De Guzman said they have “fought through and through” to give Sharon Dacera, Christine’s mother, “the peace of mind that she wanted.”

“I hope that she can find it in her heart to accept it. And I hope that she realizes that she is not the only one hurting. That there are 11 other mothers hurting right now, that there are 11 innocent people who are hurting right now, because of all the bashing,” he appealed.

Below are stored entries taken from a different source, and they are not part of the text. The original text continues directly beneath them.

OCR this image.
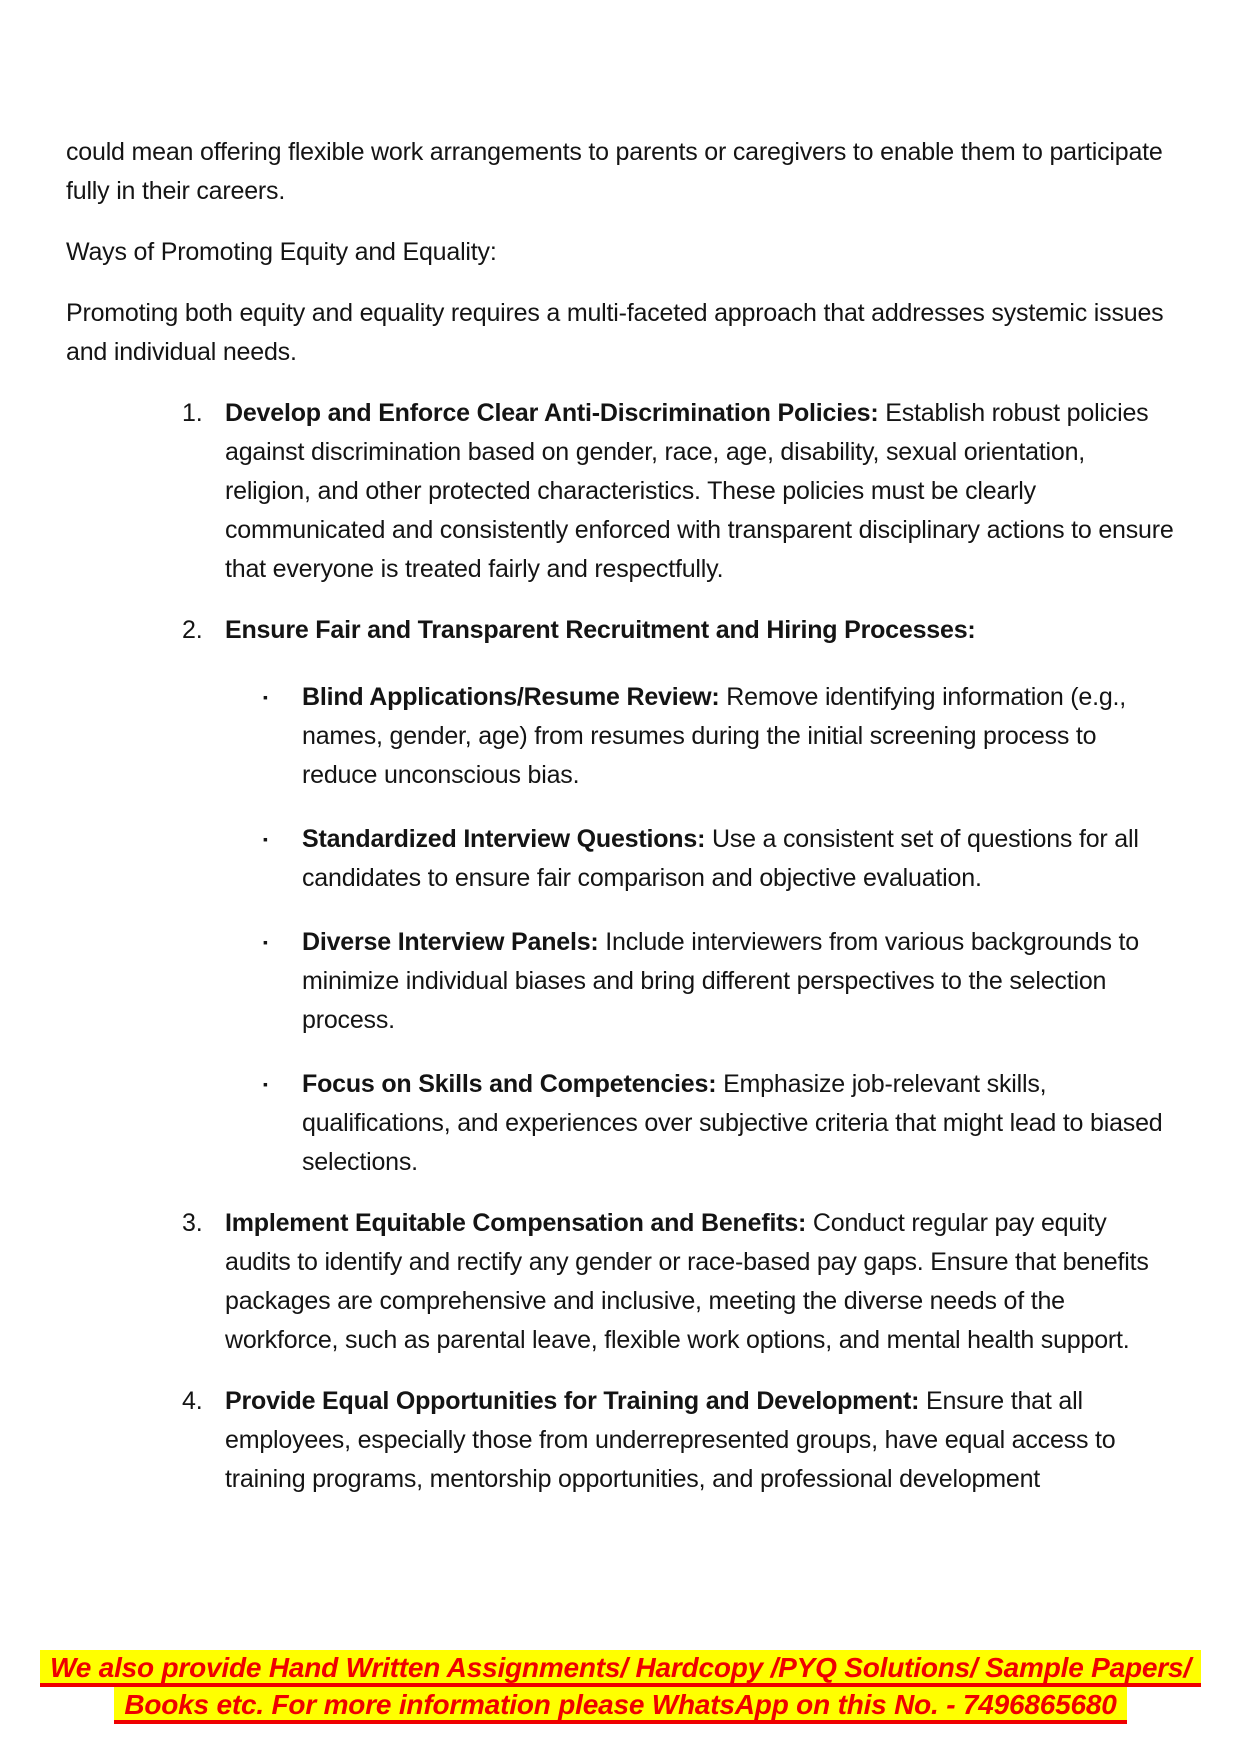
could mean offering flexible work arrangements to parents or caregivers to enable them to participate fully in their careers.

Ways of Promoting Equity and Equality:

Promoting both equity and equality requires a multi-faceted approach that addresses systemic issues and individual needs.

1. Develop and Enforce Clear Anti-Discrimination Policies: Establish robust policies against discrimination based on gender, race, age, disability, sexual orientation, religion, and other protected characteristics. These policies must be clearly communicated and consistently enforced with transparent disciplinary actions to ensure that everyone is treated fairly and respectfully.
2. Ensure Fair and Transparent Recruitment and Hiring Processes:
▪	Blind Applications/Resume Review: Remove identifying information (e.g., names, gender, age) from resumes during the initial screening process to reduce unconscious bias.
▪	Standardized Interview Questions: Use a consistent set of questions for all candidates to ensure fair comparison and objective evaluation.
▪	Diverse Interview Panels: Include interviewers from various backgrounds to minimize individual biases and bring different perspectives to the selection process.
▪	Focus on Skills and Competencies: Emphasize job-relevant skills, qualifications, and experiences over subjective criteria that might lead to biased selections.
3. Implement Equitable Compensation and Benefits: Conduct regular pay equity audits to identify and rectify any gender or race-based pay gaps. Ensure that benefits packages are comprehensive and inclusive, meeting the diverse needs of the workforce, such as parental leave, flexible work options, and mental health support.
4. Provide Equal Opportunities for Training and Development: Ensure that all employees, especially those from underrepresented groups, have equal access to training programs, mentorship opportunities, and professional development
We also provide Hand Written Assignments/ Hardcopy /PYQ Solutions/ Sample Papers/
Books etc. For more information please WhatsApp on this No. - 7496865680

In the medico-legal report, authorities said that ruptured aortic aneurysm remains Dacera’s cause of death. Her heart also weighed 500 grams, larger than the normal 300 grams, which the report said supported her apparently undiagnosed hypertension.

TIMELINE: The Christine Dacera case

Asked about their next step, the respondents’ legal counsel said they are still waiting for the raw CCTV footage from the Makati City hotel where the New Year’s Eve revelry was held.

“We noticed that the CCTV footages submitted by the hotel to the PNP were edited and/or converted,” Atty. Mike Santiago said. “It clearly shows these were not raw footages, so we want them to submit, so we can really know what happened during that time.”

The camp also refused to comment further when asked if they expect a possible dismissal of the proceedings, saying they would not want to “overstep or preempt any findings” of the investigating body.

“We trust that they will evaluate and appreciate the evidence that are before them, and come up with a fair resolution,” Santiago said.